There is so much more to discuss but there will be plenty of time for that later.  I’d love to hear about your stories, wherever you may be in the process or however different your process is (domestic vs. international). And please let me know if you have any questions, I’ll answer as best I can (not knowing much myself at this point:).

Thank you so much for reading!!

Due Date

Today is January 19th, 2016. Today is my due date.

I’m not nine months pregnant awaiting the faintest sign of labor. Nor am I fawning over a newborn. I’m at home taking care of my sick four year old and my poor dog recovering from a major surgery.

I miscarried at 10 weeks back in July. I’ve spent most of my time since trying to get pregnant again with no success. I was hoping to be pregnant again by now so that this date wouldn’t be so hard. Well it’s not as bad as I was anticipating. I had a major meltdown two days ago but today has gone rather well. My daughter only has a small cold and my dog is getting better each day (we’ll get into his condition in a later post). Maybe the universe gave my daughter this cold so that I might not be alone today. Maybe.

We’ve been trying to conceive for over three years now so the miscarriage is that much more magnified. Se la vie. I’ve gone to an infertility support group, which I don’t think they really like me since I already have a child. Haven’t been invited back.

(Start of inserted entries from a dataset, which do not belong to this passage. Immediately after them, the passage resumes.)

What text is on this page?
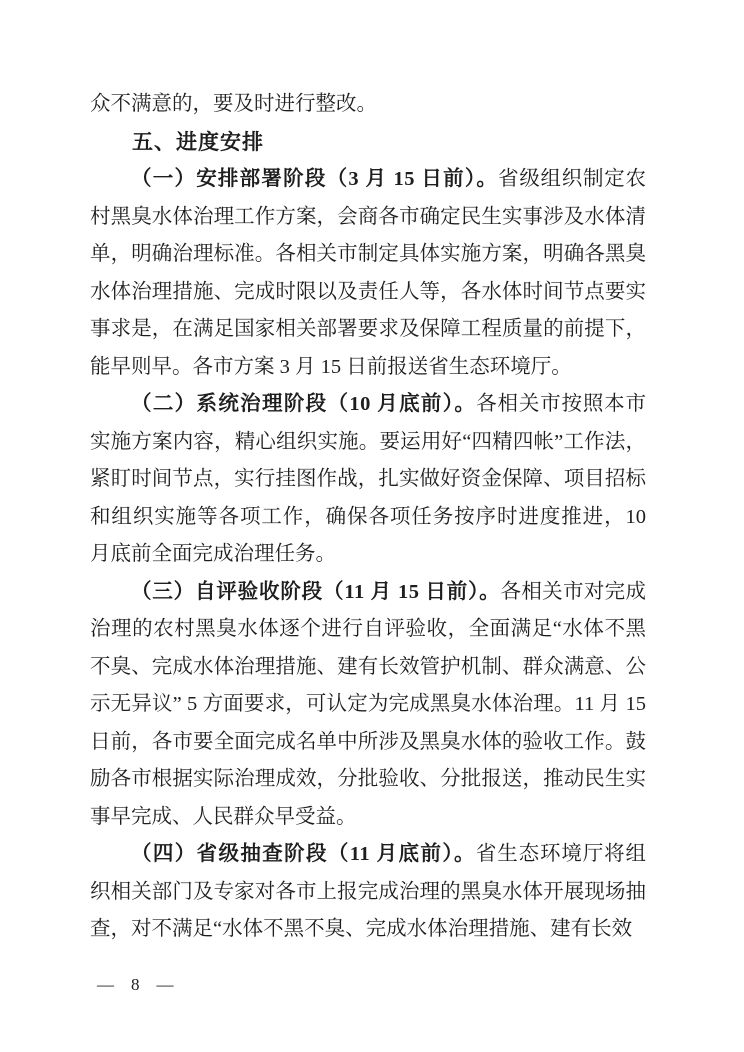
众不满意的，要及时进行整改。

五、进度安排

（一）安排部署阶段（3 月 15 日前）。省级组织制定农村黑臭水体治理工作方案，会商各市确定民生实事涉及水体清单，明确治理标准。各相关市制定具体实施方案，明确各黑臭水体治理措施、完成时限以及责任人等，各水体时间节点要实事求是，在满足国家相关部署要求及保障工程质量的前提下，能早则早。各市方案 3 月 15 日前报送省生态环境厅。

（二）系统治理阶段（10 月底前）。各相关市按照本市实施方案内容，精心组织实施。要运用好“四精四帐”工作法，紧盯时间节点，实行挂图作战，扎实做好资金保障、项目招标和组织实施等各项工作，确保各项任务按序时进度推进，10 月底前全面完成治理任务。

（三）自评验收阶段（11 月 15 日前）。各相关市对完成治理的农村黑臭水体逐个进行自评验收，全面满足“水体不黑不臭、完成水体治理措施、建有长效管护机制、群众满意、公示无异议” 5 方面要求，可认定为完成黑臭水体治理。11 月 15 日前，各市要全面完成名单中所涉及黑臭水体的验收工作。鼓励各市根据实际治理成效，分批验收、分批报送，推动民生实事早完成、人民群众早受益。

（四）省级抽查阶段（11 月底前）。省生态环境厅将组织相关部门及专家对各市上报完成治理的黑臭水体开展现场抽查，对不满足“水体不黑不臭、完成水体治理措施、建有长效

— 8 —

I have a very high FSH (23) and a very low AMH (can’t find my test results right now). Most western doctors would tell me it’s never going to happen but I don’t think so. I have one extremely healthy child and have been pregnant twice. I strongly believe I will have another biological child and I can’t wait to prove western medicine wrong. But I’m taking a break. I don’t feel that I haven’t completely recovered physically from the miscarriage… and emotionally (but when does that ever get better?).

My joy, excitement and hope comes from the prospect of adoption. We officially start our journey in a few days as we take our pre-adopt class. From there we begin our home study. We are working with an intentional adoption agency and have not yet confirmed which country we’ll be working with. As of right now Korea seems like the best fit.

One day I’ll look back on this difficult time and be thankful. I. Can’t. Wait. But for now I just need to focus on the wonderful parts of my life and there are a LOT. My husband’s a badass and my daughter is supermodel gorgeous.

I hope anyone else going through the same thing takes some comfort in the fact that you’re not alone. Things get better.